While brain maturation is a continuous process there are four major milestones. The child sees the world is differently in each stage, and so you as a parent need to respond in a different way. The stages listed below give the approximate years and brain maturation for each stage. The years are an average. Individual children may develop faster or slower, but it is always in this sequence.

STAGE 1: From ages 0 – 3 there is a period of neural exuberance in which there are 24 million connections made every minute. At age 3, the cortex of the child is twice as thick as an adult’s. Sensory areas are myelinated and the motor areas are beginning to myelinate.

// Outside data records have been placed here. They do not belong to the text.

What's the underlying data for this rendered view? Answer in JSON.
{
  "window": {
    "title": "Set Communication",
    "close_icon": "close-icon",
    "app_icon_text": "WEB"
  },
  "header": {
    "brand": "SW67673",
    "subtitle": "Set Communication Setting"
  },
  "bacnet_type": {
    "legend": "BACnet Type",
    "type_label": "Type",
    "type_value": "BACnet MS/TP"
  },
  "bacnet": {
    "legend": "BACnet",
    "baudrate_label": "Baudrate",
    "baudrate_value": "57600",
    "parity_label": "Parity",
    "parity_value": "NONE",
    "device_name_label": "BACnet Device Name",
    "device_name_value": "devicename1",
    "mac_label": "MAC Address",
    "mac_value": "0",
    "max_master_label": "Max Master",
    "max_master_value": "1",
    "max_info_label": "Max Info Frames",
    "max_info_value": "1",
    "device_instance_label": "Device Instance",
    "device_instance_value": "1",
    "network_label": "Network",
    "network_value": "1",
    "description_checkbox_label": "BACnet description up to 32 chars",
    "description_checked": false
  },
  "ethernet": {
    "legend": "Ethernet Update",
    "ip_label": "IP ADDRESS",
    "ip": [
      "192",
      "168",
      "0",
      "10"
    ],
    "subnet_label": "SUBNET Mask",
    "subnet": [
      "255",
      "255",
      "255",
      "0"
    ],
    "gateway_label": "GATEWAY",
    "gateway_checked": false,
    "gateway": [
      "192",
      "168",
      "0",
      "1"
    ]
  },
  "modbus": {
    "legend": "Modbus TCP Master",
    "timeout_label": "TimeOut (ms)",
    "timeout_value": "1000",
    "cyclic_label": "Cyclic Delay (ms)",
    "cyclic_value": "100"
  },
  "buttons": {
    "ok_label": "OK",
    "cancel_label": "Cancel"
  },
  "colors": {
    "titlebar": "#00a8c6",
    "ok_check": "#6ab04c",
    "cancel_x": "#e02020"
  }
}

STAGE 2: From ages 4 – 9 the high level of connections between your child’s brain allows them to quickly learn language, rules, how to work in groups. Motor and sensory areas are fully myelinated.

STAGE 3: From ages 10-17 synaptic pruning begins. The child will lose 1-2% of connections each year. The teen has every brain area to see and respond to the world developed, accept for the frontal areas that foresee consequences..

STAGE 4: From ages 18 – 25 synaptic connections become stable and frontal connections almost finish myelinating. This time is called “emergent adulthood”

Since the brain is the interface between us and the world. These major milestones in brain maturation color your child’s world. Your child’s brain type will be consistent, but will be expressed differently as brain circuits mature.
Nature and Nurture Combine to Shape Brain Circuits

Nature and nurture work together to develop brain connections. The rate and extent of neural exuberance and neural pruning is affected by the availability and quality of food, the level of stress, and the types of experiences children are exposed to. Daily experience sets the stage for lifelong learning, influencing which neural circuits are reinforced in the brain. Reading a book to your child, or giving them opportunities for specific physical activities, or allowing them to play and interact with other children, strengthen specific brain areas. For example, research shows that early verbal interactions affect both vocabulary and the ability to do well in school.

This information comes with a warning. It doesn’t mean that you should inundate your child or newborn with foreign language, music, sports, or any other lessons. Young children learn best when following their own natural tendencies and curiosity. Kids learn through play. Stress and pressure actually inhibit the brain’s ability to learn. It is important that your child’s daily experiences are balanced and natural, enabling them to try things over and over again, and allowing them to learn from their playful “mistakes.” As a caring adult, you can and should provide both structure and love to an eager child, and by understanding how and when the child’s brain develops, you can create a much more positive influence in their lives.